After this buyback, the number of shares for which money has been paid reduced from 361.5 million to 334.38 million, and, as a result, the size of the offer shrunk from 36.15 million to 34.10 million shares.

The government will get three years from the date of listing to bring its stake down to 75% or below to meet norms on minimum public holding.

Proceeds from the IPO could go towards meeting the fiscal deficit target for the current financial year, which has been revised from 3.2% to 3.5% of gross domestic product due to increased government spending.

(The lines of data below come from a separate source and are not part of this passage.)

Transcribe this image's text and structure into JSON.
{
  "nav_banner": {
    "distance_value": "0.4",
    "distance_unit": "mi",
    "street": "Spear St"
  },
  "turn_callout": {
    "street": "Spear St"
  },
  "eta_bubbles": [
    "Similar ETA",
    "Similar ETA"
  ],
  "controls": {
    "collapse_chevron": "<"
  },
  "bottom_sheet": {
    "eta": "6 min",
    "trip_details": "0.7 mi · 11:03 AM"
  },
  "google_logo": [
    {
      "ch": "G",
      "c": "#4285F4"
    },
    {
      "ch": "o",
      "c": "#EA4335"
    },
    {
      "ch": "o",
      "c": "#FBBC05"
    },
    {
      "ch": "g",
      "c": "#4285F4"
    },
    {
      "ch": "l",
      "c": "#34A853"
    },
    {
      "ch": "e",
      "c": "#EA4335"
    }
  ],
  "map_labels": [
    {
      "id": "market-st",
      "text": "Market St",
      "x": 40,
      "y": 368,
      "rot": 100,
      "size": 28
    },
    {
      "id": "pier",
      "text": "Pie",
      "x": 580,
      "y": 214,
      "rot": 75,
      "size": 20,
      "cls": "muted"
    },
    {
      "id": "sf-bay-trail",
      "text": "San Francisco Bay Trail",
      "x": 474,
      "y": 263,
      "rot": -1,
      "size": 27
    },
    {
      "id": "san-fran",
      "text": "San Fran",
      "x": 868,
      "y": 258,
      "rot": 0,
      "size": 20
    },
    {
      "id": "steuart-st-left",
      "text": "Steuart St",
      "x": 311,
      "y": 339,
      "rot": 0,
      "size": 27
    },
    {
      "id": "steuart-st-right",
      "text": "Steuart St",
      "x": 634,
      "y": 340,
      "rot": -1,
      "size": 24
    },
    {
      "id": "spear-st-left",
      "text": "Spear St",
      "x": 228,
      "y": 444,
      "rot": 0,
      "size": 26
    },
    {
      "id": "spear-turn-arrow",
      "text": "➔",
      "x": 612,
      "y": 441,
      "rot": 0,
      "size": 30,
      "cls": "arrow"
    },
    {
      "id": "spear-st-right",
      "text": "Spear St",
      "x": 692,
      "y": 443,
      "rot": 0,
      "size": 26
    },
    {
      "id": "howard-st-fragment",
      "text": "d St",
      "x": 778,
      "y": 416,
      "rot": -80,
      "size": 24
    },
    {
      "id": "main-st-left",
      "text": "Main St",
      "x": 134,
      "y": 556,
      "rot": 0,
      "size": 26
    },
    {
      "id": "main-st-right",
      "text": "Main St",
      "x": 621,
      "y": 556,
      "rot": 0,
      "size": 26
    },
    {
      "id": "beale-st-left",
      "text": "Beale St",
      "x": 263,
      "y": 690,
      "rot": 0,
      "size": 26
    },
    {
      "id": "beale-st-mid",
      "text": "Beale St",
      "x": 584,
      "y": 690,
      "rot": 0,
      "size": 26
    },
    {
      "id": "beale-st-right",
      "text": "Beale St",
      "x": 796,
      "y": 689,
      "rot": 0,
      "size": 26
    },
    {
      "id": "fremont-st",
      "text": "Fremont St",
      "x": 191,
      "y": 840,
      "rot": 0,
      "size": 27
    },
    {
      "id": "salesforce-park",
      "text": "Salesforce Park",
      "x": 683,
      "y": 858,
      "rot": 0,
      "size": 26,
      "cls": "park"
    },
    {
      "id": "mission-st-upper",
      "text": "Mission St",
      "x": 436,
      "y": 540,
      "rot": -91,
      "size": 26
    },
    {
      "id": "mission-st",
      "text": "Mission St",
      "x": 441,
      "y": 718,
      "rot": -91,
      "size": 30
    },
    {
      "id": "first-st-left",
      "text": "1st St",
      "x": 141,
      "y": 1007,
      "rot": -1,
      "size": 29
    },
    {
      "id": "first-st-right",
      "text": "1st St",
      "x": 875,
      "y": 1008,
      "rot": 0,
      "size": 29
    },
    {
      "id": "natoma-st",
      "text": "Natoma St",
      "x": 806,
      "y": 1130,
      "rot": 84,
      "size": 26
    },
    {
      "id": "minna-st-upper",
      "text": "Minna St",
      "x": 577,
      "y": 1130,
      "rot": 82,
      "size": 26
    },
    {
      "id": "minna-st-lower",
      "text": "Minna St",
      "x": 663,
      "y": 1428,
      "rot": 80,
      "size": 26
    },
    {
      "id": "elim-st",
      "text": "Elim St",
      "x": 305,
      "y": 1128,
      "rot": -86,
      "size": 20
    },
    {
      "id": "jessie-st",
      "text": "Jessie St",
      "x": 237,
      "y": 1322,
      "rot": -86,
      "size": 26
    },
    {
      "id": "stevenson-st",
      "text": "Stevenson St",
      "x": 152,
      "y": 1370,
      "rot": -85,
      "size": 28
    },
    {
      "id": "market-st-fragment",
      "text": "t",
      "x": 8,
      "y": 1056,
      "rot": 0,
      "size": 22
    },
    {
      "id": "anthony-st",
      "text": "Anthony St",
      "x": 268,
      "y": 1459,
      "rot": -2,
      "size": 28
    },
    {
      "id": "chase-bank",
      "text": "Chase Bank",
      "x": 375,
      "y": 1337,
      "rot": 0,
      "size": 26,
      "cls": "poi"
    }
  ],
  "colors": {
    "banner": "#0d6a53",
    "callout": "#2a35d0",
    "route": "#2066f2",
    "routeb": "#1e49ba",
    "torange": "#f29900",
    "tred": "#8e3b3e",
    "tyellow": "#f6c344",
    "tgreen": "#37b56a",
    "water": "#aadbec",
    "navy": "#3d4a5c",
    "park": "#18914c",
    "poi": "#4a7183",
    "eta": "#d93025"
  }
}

A plan to list the firm was originally approved in 2012 but the company did not want to make key information public as part of the listing process. In 2013, it sought an exemption from the market regulator regarding the disclosure rule but did not get one.

In October last year, HAL filed its draft prospectus. In the same month, it got regulatory clearance.

Merchant bankers SBI Capital Markets and Axis Capital managed the IPO.

The Bengaluru-based firm was incorporated in 1963. It designs, develops, manufactures, repairs, overhauls and services a wide range of products including aircraft, helicopters, aero-engines, avionics, accessories and aerospace structures.

Its listed global peers include The Boeing Co., Airbus SE, Lockheed Martin, United Technologies and General Electric.

Other directly and indirectly listed firms in India’s defence space include Bharat Electronics Ltd, Reliance Naval (formerly Reliance Defence Engineering), Mahindra & Mahindra, Larsen & Toubro, and Cyient.